One of several top executives at Comcast who cut their professional teeth at America Online, now AOL, he reports to cable division chief operating officer David Watson.

Jenckes, 43, said the “lines between our products are blurring.”

He believes the path forward for Comcast, or any company, is to “embrace innovation and change and I think Comcast has done that well.”

Comcast now has almost as many Internet subscribers, about 20 million, as it does cable-TV subscribers, and the challenge will be keeping and pleasing both groups.

Jenckes began his career at the Federal Reserve Bank of New York. He then worked for McKinsey & Co. in its telecom and media practice. He joined AOL in 2001 and launched www.aol.com, its ad-supported consumer portal.

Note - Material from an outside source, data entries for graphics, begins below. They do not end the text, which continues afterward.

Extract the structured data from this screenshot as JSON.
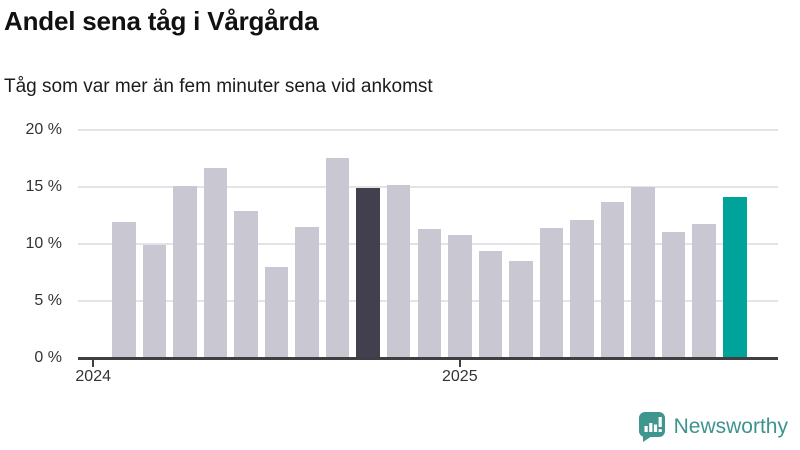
{
  "title": "Andel sena tåg i Vårgårda",
  "subtitle": "Tåg som var mer än fem minuter sena vid ankomst",
  "chart_data": {
    "type": "bar",
    "title": "Andel sena tåg i Vårgårda",
    "subtitle": "Tåg som var mer än fem minuter sena vid ankomst",
    "unit": "%",
    "categories": [
      "2024-02",
      "2024-03",
      "2024-04",
      "2024-05",
      "2024-06",
      "2024-07",
      "2024-08",
      "2024-09",
      "2024-10",
      "2024-11",
      "2024-12",
      "2025-01",
      "2025-02",
      "2025-03",
      "2025-04",
      "2025-05",
      "2025-06",
      "2025-07",
      "2025-08",
      "2025-09",
      "2025-10"
    ],
    "values": [
      11.8,
      9.8,
      15.0,
      16.6,
      12.8,
      7.9,
      11.4,
      17.5,
      14.8,
      15.1,
      11.2,
      10.7,
      9.3,
      8.4,
      11.3,
      12.0,
      13.6,
      14.9,
      11.0,
      11.7,
      14.0
    ],
    "highlight_dark_index": 8,
    "highlight_current_index": 20,
    "colors": {
      "bar_default": "#c8c7d2",
      "bar_highlight_dark": "#42404d",
      "bar_highlight_current": "#00a39a",
      "gridline": "#e4e3e7",
      "axis_line": "#3f3f42",
      "axis_text": "#333333"
    },
    "ylim": [
      0,
      20
    ],
    "yticks": [
      {
        "value": 0,
        "label": "0 %"
      },
      {
        "value": 5,
        "label": "5 %"
      },
      {
        "value": 10,
        "label": "10 %"
      },
      {
        "value": 15,
        "label": "15 %"
      },
      {
        "value": 20,
        "label": "20 %"
      }
    ],
    "xticks": [
      {
        "label": "2024",
        "month_index": -1
      },
      {
        "label": "2025",
        "month_index": 11
      }
    ],
    "grid": true,
    "legend": "none",
    "xlabel": "",
    "ylabel": ""
  },
  "footer": {
    "brand": "Newsworthy",
    "brand_color": "#3e948d"
  }
}
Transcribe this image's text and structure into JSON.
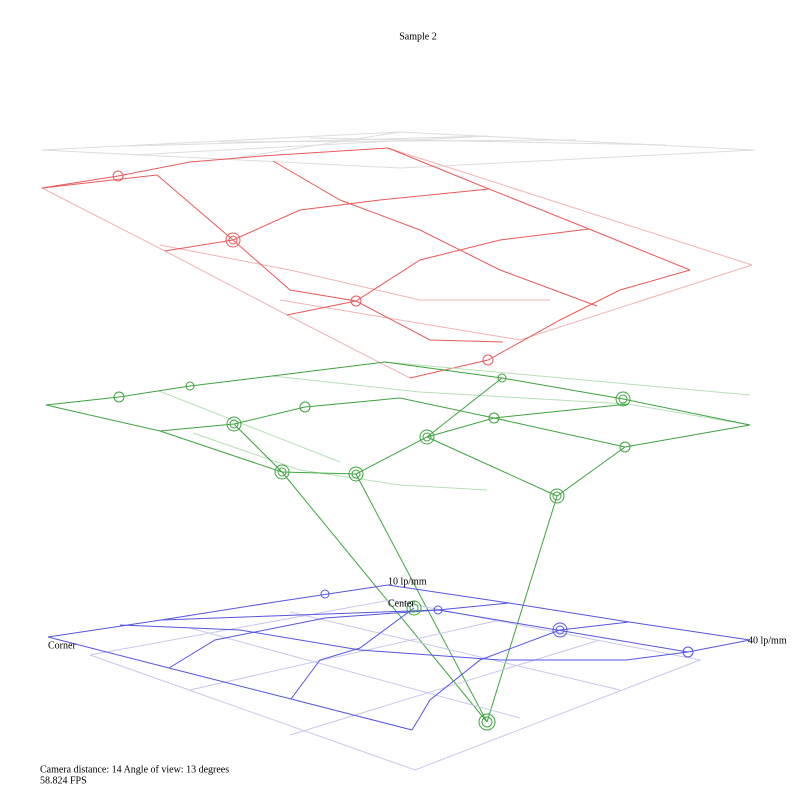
{
  "title": "Sample 2",
  "labels": {
    "top": "10 lp/mm",
    "center": "Center",
    "right": "40 lp/mm",
    "corner": "Corner"
  },
  "status": {
    "camera": "Camera distance: 14 Angle of view: 13 degrees",
    "fps": "58.824 FPS"
  }
}
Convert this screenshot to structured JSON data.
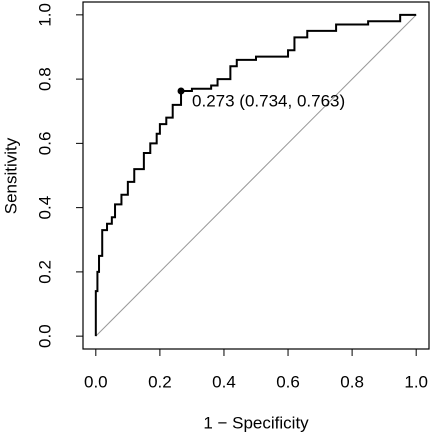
{
  "chart_data": {
    "type": "line",
    "xlabel": "1 − Specificity",
    "ylabel": "Sensitivity",
    "x": [
      0,
      0,
      0.005,
      0.005,
      0.01,
      0.01,
      0.02,
      0.02,
      0.035,
      0.035,
      0.05,
      0.05,
      0.06,
      0.06,
      0.08,
      0.08,
      0.1,
      0.1,
      0.12,
      0.12,
      0.15,
      0.15,
      0.17,
      0.17,
      0.19,
      0.19,
      0.2,
      0.2,
      0.22,
      0.22,
      0.24,
      0.24,
      0.266,
      0.266,
      0.3,
      0.3,
      0.36,
      0.36,
      0.38,
      0.38,
      0.42,
      0.42,
      0.44,
      0.44,
      0.5,
      0.5,
      0.6,
      0.6,
      0.62,
      0.62,
      0.66,
      0.66,
      0.75,
      0.75,
      0.85,
      0.85,
      0.95,
      0.95,
      1
    ],
    "series": [
      {
        "color": "#000000",
        "values": [
          0,
          0.14,
          0.14,
          0.2,
          0.2,
          0.25,
          0.25,
          0.33,
          0.33,
          0.35,
          0.35,
          0.37,
          0.37,
          0.41,
          0.41,
          0.44,
          0.44,
          0.48,
          0.48,
          0.52,
          0.52,
          0.57,
          0.57,
          0.6,
          0.6,
          0.63,
          0.63,
          0.66,
          0.66,
          0.68,
          0.68,
          0.72,
          0.72,
          0.763,
          0.763,
          0.77,
          0.77,
          0.78,
          0.78,
          0.8,
          0.8,
          0.84,
          0.84,
          0.86,
          0.86,
          0.87,
          0.87,
          0.89,
          0.89,
          0.93,
          0.93,
          0.95,
          0.95,
          0.97,
          0.97,
          0.98,
          0.98,
          1,
          1
        ]
      }
    ],
    "annotation": {
      "text": "0.273 (0.734, 0.763)",
      "x": 0.266,
      "y": 0.763
    },
    "reference_color": "#999999",
    "xlim": [
      -0.04,
      1.04
    ],
    "ylim": [
      -0.04,
      1.04
    ],
    "xticks": [
      {
        "value": 0,
        "label": "0.0"
      },
      0.2,
      0.4,
      0.6,
      0.8,
      {
        "value": 1,
        "label": "1.0"
      }
    ],
    "yticks": [
      {
        "value": 0,
        "label": "0.0"
      },
      0.2,
      0.4,
      0.6,
      0.8,
      {
        "value": 1,
        "label": "1.0"
      }
    ],
    "grid": false
  }
}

Jenckes knew Neil Smit, the current Comcast cable division president and chief operating officer, at AOL, but they didn’t work together.

Other former AOL managers or executives at Comcast in Philadelphia include John Schanz, chief network officer; Tom Karinshak, senior vice president of customer experience; and Tom Wlodkowski, the sight-challenged vice president of accessibility, recently profiled in The Inquirer.

After AOL, Jenckes joined a company that evolved into Grab Media and then jumped to Comcast in 2010 as head of video products.

“Every element of the Comcast business has big business growth around it,” Jenckes said. “These are folks,” he said of Comcast leadership, “who have a vision of how consumer behavior evolves.”

COMCAST EXECUTIVE
Marcien Jenckes was born in Wichita, Kan., and lived as a child in Spain.

He is 43 and a graduate of the University of Virginia business school.

One of his favorite novels is 2003’s Shantaram, by Gregory David Roberts.

He’s an avid hockey player and lives in Wyndmoor with wife Sabrina and children Maia, Noah, and Carmela.